A new study from DeVries Global finds that Gen Z’s world is an unpredictable one, with nearly half (49%) of the young consumers going to sleep at night with no idea of what the next day will have in store. “Inconsistent” and “unpredictable” is how 40% of survey respondents described their lives.

Which doesn’t mean they don’t want some sense of stability, given that 63% of Gen Z is already stressed out about their future.

That's where brand opportunity comes in. Although companies may have to jump through more than the usual hoops to win over Gen Z there could be long-term payoffs. 76% of the 1,193 respondents aged 15-24 said they are indeed loyal to favorite brands; 51% said they already are committed to one.

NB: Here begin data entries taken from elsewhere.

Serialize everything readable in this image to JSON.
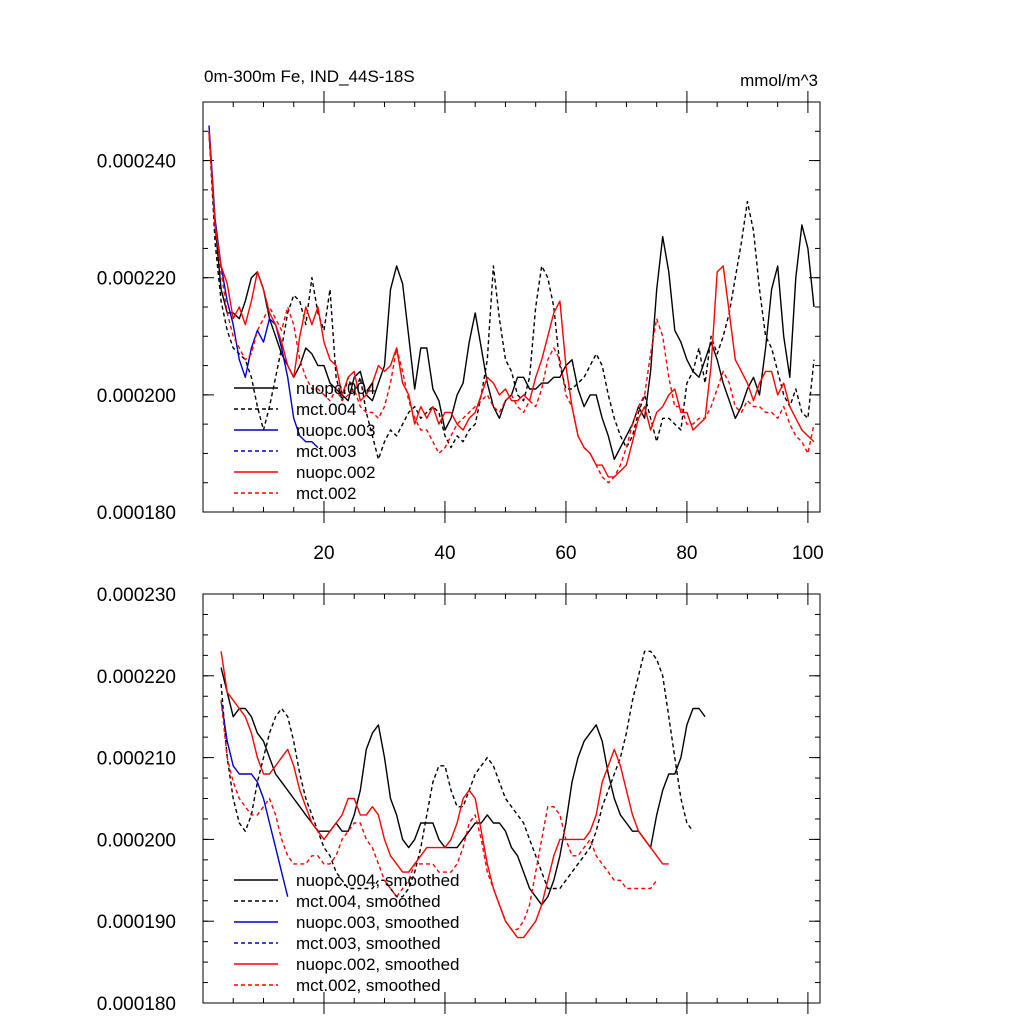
{
  "chart_data": [
    {
      "type": "line",
      "title": "0m-300m Fe, IND_44S-18S",
      "units": "mmol/m^3",
      "xlim": [
        0,
        102
      ],
      "ylim": [
        0.00018,
        0.00025
      ],
      "x_ticks": [
        20,
        40,
        60,
        80,
        100
      ],
      "x_tick_labels": [
        "20",
        "40",
        "60",
        "80",
        "100"
      ],
      "y_ticks": [
        0.00018,
        0.0002,
        0.00022,
        0.00024
      ],
      "y_tick_labels": [
        "0.000180",
        "0.000200",
        "0.000220",
        "0.000240"
      ],
      "series": [
        {
          "name": "nuopc.004",
          "color": "#000000",
          "dashed": false,
          "x_start": 1,
          "values": [
            0.000245,
            0.000229,
            0.000218,
            0.000214,
            0.000214,
            0.000213,
            0.000216,
            0.00022,
            0.000221,
            0.000218,
            0.000213,
            0.00021,
            0.000207,
            0.000205,
            0.000203,
            0.000205,
            0.000208,
            0.000207,
            0.000205,
            0.000205,
            0.000202,
            0.000201,
            0.0002,
            0.000199,
            0.000203,
            0.000204,
            0.0002,
            0.000199,
            0.000202,
            0.000205,
            0.000218,
            0.000222,
            0.000219,
            0.00021,
            0.000201,
            0.000208,
            0.000208,
            0.000201,
            0.000199,
            0.000194,
            0.000196,
            0.0002,
            0.000202,
            0.000209,
            0.000214,
            0.000208,
            0.000202,
            0.000198,
            0.000196,
            0.000199,
            0.0002,
            0.000203,
            0.000203,
            0.000201,
            0.000201,
            0.000202,
            0.000202,
            0.000203,
            0.000203,
            0.000205,
            0.000206,
            0.000201,
            0.000198,
            0.0002,
            0.0002,
            0.000196,
            0.000193,
            0.000189,
            0.000191,
            0.000193,
            0.000195,
            0.000198,
            0.000196,
            0.000204,
            0.000218,
            0.000227,
            0.000221,
            0.000211,
            0.000209,
            0.000206,
            0.000204,
            0.000203,
            0.000206,
            0.000209,
            0.000206,
            0.000202,
            0.000199,
            0.000196,
            0.000198,
            0.000201,
            0.000203,
            0.0002,
            0.000208,
            0.000218,
            0.000222,
            0.00021,
            0.000203,
            0.00022,
            0.000229,
            0.000225,
            0.000215
          ]
        },
        {
          "name": "mct.004",
          "color": "#000000",
          "dashed": true,
          "x_start": 1,
          "values": [
            0.000245,
            0.000226,
            0.000216,
            0.000211,
            0.000208,
            0.000207,
            0.000206,
            0.000203,
            0.000198,
            0.000194,
            0.000198,
            0.000203,
            0.000208,
            0.000214,
            0.000217,
            0.000216,
            0.000212,
            0.00022,
            0.000214,
            0.000211,
            0.000218,
            0.000203,
            0.000199,
            0.000203,
            0.0002,
            0.000203,
            0.000197,
            0.000193,
            0.000189,
            0.000192,
            0.000194,
            0.000193,
            0.000195,
            0.000197,
            0.000198,
            0.000196,
            0.000197,
            0.000198,
            0.000197,
            0.000193,
            0.000191,
            0.000193,
            0.000192,
            0.000194,
            0.000195,
            0.0002,
            0.000206,
            0.000222,
            0.000213,
            0.000206,
            0.000204,
            0.0002,
            0.000199,
            0.000203,
            0.000215,
            0.000222,
            0.00022,
            0.000215,
            0.000205,
            0.000201,
            0.000201,
            0.000202,
            0.000203,
            0.000205,
            0.000207,
            0.000205,
            0.0002,
            0.000196,
            0.000193,
            0.000191,
            0.000193,
            0.000197,
            0.0002,
            0.000196,
            0.000192,
            0.000196,
            0.000196,
            0.000195,
            0.000194,
            0.000202,
            0.000204,
            0.000208,
            0.000202,
            0.00021,
            0.000207,
            0.00021,
            0.000214,
            0.00022,
            0.000226,
            0.000233,
            0.000228,
            0.000218,
            0.00021,
            0.000208,
            0.000204,
            0.0002,
            0.000198,
            0.000201,
            0.000197,
            0.000196,
            0.000206
          ]
        },
        {
          "name": "nuopc.003",
          "color": "#0000cc",
          "dashed": false,
          "x_start": 1,
          "values": [
            0.000246,
            0.00023,
            0.000222,
            0.000216,
            0.000212,
            0.000206,
            0.000203,
            0.000208,
            0.000211,
            0.000209,
            0.000213,
            0.000212,
            0.000208,
            0.000203,
            0.000196,
            0.000193,
            0.000192,
            0.000192,
            0.000191
          ]
        },
        {
          "name": "mct.003",
          "color": "#0000cc",
          "dashed": true,
          "x_start": 1,
          "values": []
        },
        {
          "name": "nuopc.002",
          "color": "#ff0000",
          "dashed": false,
          "x_start": 1,
          "values": [
            0.000245,
            0.000229,
            0.000222,
            0.000219,
            0.000213,
            0.000215,
            0.000212,
            0.000216,
            0.000221,
            0.000218,
            0.000214,
            0.000212,
            0.000209,
            0.000205,
            0.000203,
            0.00021,
            0.000215,
            0.000212,
            0.000215,
            0.000209,
            0.000206,
            0.000205,
            0.0002,
            0.000203,
            0.000204,
            0.000199,
            0.0002,
            0.000202,
            0.000205,
            0.000204,
            0.000205,
            0.000208,
            0.000202,
            0.0002,
            0.000195,
            0.000198,
            0.000196,
            0.000198,
            0.000195,
            0.000197,
            0.000197,
            0.000195,
            0.000194,
            0.000196,
            0.000197,
            0.0002,
            0.000203,
            0.000202,
            0.0002,
            0.000201,
            0.000199,
            0.000199,
            0.0002,
            0.000199,
            0.000203,
            0.000206,
            0.00021,
            0.000214,
            0.000216,
            0.000205,
            0.000198,
            0.000193,
            0.000191,
            0.00019,
            0.000188,
            0.000188,
            0.000186,
            0.000186,
            0.000187,
            0.000188,
            0.000192,
            0.000196,
            0.000198,
            0.000194,
            0.000197,
            0.000198,
            0.0002,
            0.000201,
            0.000197,
            0.000197,
            0.000194,
            0.000195,
            0.000196,
            0.000205,
            0.000221,
            0.000222,
            0.000214,
            0.000206,
            0.000204,
            0.000202,
            0.000199,
            0.000202,
            0.000204,
            0.000204,
            0.0002,
            0.000202,
            0.000198,
            0.000196,
            0.000194,
            0.000193,
            0.000192
          ]
        },
        {
          "name": "mct.002",
          "color": "#ff0000",
          "dashed": true,
          "x_start": 1,
          "values": [
            0.000245,
            0.000229,
            0.000221,
            0.000214,
            0.00021,
            0.000208,
            0.000206,
            0.000207,
            0.000211,
            0.000213,
            0.000215,
            0.000213,
            0.000211,
            0.000215,
            0.000212,
            0.000206,
            0.000203,
            0.000201,
            0.000201,
            0.0002,
            0.000199,
            0.000201,
            0.000199,
            0.0002,
            0.000201,
            0.000198,
            0.000197,
            0.000197,
            0.000196,
            0.000198,
            0.000202,
            0.000208,
            0.000204,
            0.000199,
            0.000196,
            0.000194,
            0.000194,
            0.000192,
            0.00019,
            0.000191,
            0.000193,
            0.000195,
            0.000196,
            0.000197,
            0.000198,
            0.000199,
            0.0002,
            0.000198,
            0.000197,
            0.000199,
            0.0002,
            0.000198,
            0.000197,
            0.000199,
            0.000198,
            0.000201,
            0.000206,
            0.000208,
            0.000206,
            0.0002,
            0.000198,
            0.000193,
            0.000191,
            0.00019,
            0.000188,
            0.000186,
            0.000185,
            0.000186,
            0.000188,
            0.000191,
            0.000195,
            0.000198,
            0.0002,
            0.000207,
            0.000213,
            0.00021,
            0.000203,
            0.000198,
            0.000198,
            0.000195,
            0.000195,
            0.000196,
            0.000196,
            0.000198,
            0.000201,
            0.000204,
            0.000202,
            0.000198,
            0.000197,
            0.000199,
            0.000198,
            0.000198,
            0.000197,
            0.000197,
            0.000196,
            0.000198,
            0.000195,
            0.000193,
            0.000192,
            0.00019,
            0.000195
          ]
        }
      ]
    },
    {
      "type": "line",
      "title": "",
      "xlim": [
        0,
        102
      ],
      "ylim": [
        0.00018,
        0.00023
      ],
      "x_ticks": [
        20,
        40,
        60,
        80,
        100
      ],
      "y_ticks": [
        0.00018,
        0.00019,
        0.0002,
        0.00021,
        0.00022,
        0.00023
      ],
      "y_tick_labels": [
        "0.000180",
        "0.000190",
        "0.000200",
        "0.000210",
        "0.000220",
        "0.000230"
      ],
      "series": [
        {
          "name": "nuopc.004, smoothed",
          "color": "#000000",
          "dashed": false,
          "x_start": 3,
          "values": [
            0.000221,
            0.000218,
            0.000215,
            0.000216,
            0.000216,
            0.000215,
            0.000213,
            0.000212,
            0.00021,
            0.000208,
            0.000207,
            0.000206,
            0.000205,
            0.000204,
            0.000203,
            0.000202,
            0.000201,
            0.000201,
            0.000201,
            0.000202,
            0.000201,
            0.000201,
            0.000203,
            0.000206,
            0.000211,
            0.000213,
            0.000214,
            0.00021,
            0.000205,
            0.000203,
            0.0002,
            0.000199,
            0.0002,
            0.000202,
            0.000202,
            0.000202,
            0.0002,
            0.000199,
            0.000199,
            0.000199,
            0.0002,
            0.000201,
            0.000202,
            0.000202,
            0.000203,
            0.000202,
            0.000202,
            0.000201,
            0.000199,
            0.000198,
            0.000196,
            0.000194,
            0.000193,
            0.000192,
            0.000193,
            0.000195,
            0.000198,
            0.000202,
            0.000207,
            0.00021,
            0.000212,
            0.000213,
            0.000214,
            0.000212,
            0.000208,
            0.000205,
            0.000203,
            0.000202,
            0.000201,
            0.000201,
            0.0002,
            0.000199,
            0.000203,
            0.000206,
            0.000208,
            0.000208,
            0.00021,
            0.000214,
            0.000216,
            0.000216,
            0.000215
          ]
        },
        {
          "name": "mct.004, smoothed",
          "color": "#000000",
          "dashed": true,
          "x_start": 3,
          "values": [
            0.000219,
            0.00021,
            0.000205,
            0.000202,
            0.000201,
            0.000203,
            0.000207,
            0.00021,
            0.000213,
            0.000215,
            0.000216,
            0.000215,
            0.000212,
            0.000208,
            0.000205,
            0.000203,
            0.000201,
            0.000199,
            0.000198,
            0.000196,
            0.000195,
            0.000194,
            0.000194,
            0.000194,
            0.000194,
            0.000194,
            0.000195,
            0.000195,
            0.000194,
            0.000193,
            0.000193,
            0.000194,
            0.000196,
            0.000199,
            0.000203,
            0.000207,
            0.000209,
            0.000209,
            0.000206,
            0.000204,
            0.000204,
            0.000206,
            0.000208,
            0.000209,
            0.00021,
            0.000209,
            0.000207,
            0.000205,
            0.000204,
            0.000203,
            0.000202,
            0.0002,
            0.000198,
            0.000196,
            0.000194,
            0.000194,
            0.000194,
            0.000195,
            0.000196,
            0.000197,
            0.000198,
            0.000199,
            0.000201,
            0.000204,
            0.000206,
            0.000208,
            0.00021,
            0.000213,
            0.000217,
            0.00022,
            0.000223,
            0.000223,
            0.000222,
            0.00022,
            0.000215,
            0.00021,
            0.000205,
            0.000202,
            0.000201
          ]
        },
        {
          "name": "nuopc.003, smoothed",
          "color": "#0000cc",
          "dashed": false,
          "x_start": 3,
          "values": [
            0.000217,
            0.000212,
            0.000209,
            0.000208,
            0.000208,
            0.000208,
            0.000207,
            0.000205,
            0.000202,
            0.000199,
            0.000196,
            0.000193
          ]
        },
        {
          "name": "mct.003, smoothed",
          "color": "#0000cc",
          "dashed": true,
          "x_start": 3,
          "values": []
        },
        {
          "name": "nuopc.002, smoothed",
          "color": "#ff0000",
          "dashed": false,
          "x_start": 3,
          "values": [
            0.000223,
            0.000218,
            0.000217,
            0.000216,
            0.000215,
            0.000213,
            0.00021,
            0.000208,
            0.000208,
            0.000209,
            0.00021,
            0.000211,
            0.000209,
            0.000206,
            0.000204,
            0.000202,
            0.000201,
            0.0002,
            0.000201,
            0.000202,
            0.000203,
            0.000205,
            0.000205,
            0.000203,
            0.000203,
            0.000204,
            0.000203,
            0.0002,
            0.000198,
            0.000197,
            0.000196,
            0.000196,
            0.000197,
            0.000198,
            0.000199,
            0.000199,
            0.000199,
            0.000199,
            0.0002,
            0.000202,
            0.000205,
            0.000206,
            0.000205,
            0.000201,
            0.000197,
            0.000194,
            0.000192,
            0.00019,
            0.000189,
            0.000188,
            0.000188,
            0.000189,
            0.00019,
            0.000192,
            0.000195,
            0.000198,
            0.0002,
            0.0002,
            0.0002,
            0.0002,
            0.0002,
            0.000201,
            0.000203,
            0.000207,
            0.000209,
            0.000211,
            0.000209,
            0.000206,
            0.000203,
            0.000201,
            0.0002,
            0.000199,
            0.000198,
            0.000197,
            0.000197
          ]
        },
        {
          "name": "mct.002, smoothed",
          "color": "#ff0000",
          "dashed": true,
          "x_start": 3,
          "values": [
            0.000217,
            0.00021,
            0.000207,
            0.000205,
            0.000204,
            0.000203,
            0.000203,
            0.000204,
            0.000205,
            0.000203,
            0.0002,
            0.000198,
            0.000197,
            0.000197,
            0.000197,
            0.000198,
            0.000198,
            0.000197,
            0.000197,
            0.000198,
            0.0002,
            0.000201,
            0.000202,
            0.000202,
            0.0002,
            0.000199,
            0.000197,
            0.000195,
            0.000194,
            0.000193,
            0.000194,
            0.000195,
            0.000197,
            0.000197,
            0.000197,
            0.000197,
            0.000196,
            0.000196,
            0.000196,
            0.000197,
            0.000199,
            0.000202,
            0.000203,
            0.0002,
            0.000196,
            0.000194,
            0.000192,
            0.00019,
            0.000189,
            0.000189,
            0.00019,
            0.000192,
            0.000196,
            0.0002,
            0.000204,
            0.000204,
            0.000203,
            0.0002,
            0.000198,
            0.000198,
            0.000199,
            0.0002,
            0.000198,
            0.000197,
            0.000196,
            0.000195,
            0.000195,
            0.000194,
            0.000194,
            0.000194,
            0.000194,
            0.000194,
            0.000195
          ]
        }
      ]
    }
  ]
}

For Gen Z, that commitment to brands is grounded in, first, reliability, then design (“looks”), respect, fun and intelligence. And commitment comes with some benefits for companies. 60% say they will recommend a brand to other people, 42% say they will pay a higher price and nearly a quarter won’t even look at a competitive brand.

Which is in line with some of the study’s other findings. 69% of Gen Z finds comfort in the familiar, and 85% prefers buying familiar brands over new or non-mainstream brands. Familiarity alone, however, doesn’t cut it with this group. They expect brands to have value, consistency and a desire to make the world a better place as well.

“Brands might assume that a younger, social media-driven audience favors trendy, surprising and popular brands, but our findings indicate otherwise,” said DeVries Global chief strategy & creative officer Loretta Markevics.  “We know that Gen Z is looking for more from brands in general. They want a reason to belong to their brand’s tribe and demonstrable actions from a brand that reinforce to Gen Zers they made the right choice. This connection at a values level is table stakes for an audience that craves not just brand connection but familiarity and consistency. Companies that understand this will see tremendous value from this audience." 

Not many industries have yet to grasp that, however, the study found. Only three sectors (technology, snack foods and restaurants) are identified as understanding Gen Z by more than 50% of respondents.

These goals are not unrealistic, said DeVries Global's global EVP of business intelligence, Colby Vogt. “If you think you’re ready to start a truly committed relationship with Gen Z, at the very least, do these three things now – Bolster your YouTube presence. It is their search engine, so if you’re not there, they likely won’t find you. Ensure others are talking about you. Gen Z says the clout of influencers will only increase in the future. And lastly, get your executives walking the talk. Gen Z sees company and brand as virtually the same and they follow business executives at a higher rate than any other generation. So get your executives talking in a language Gen Z will understand and appreciate. Even small changes can increase your chances of Gen Z commitment.”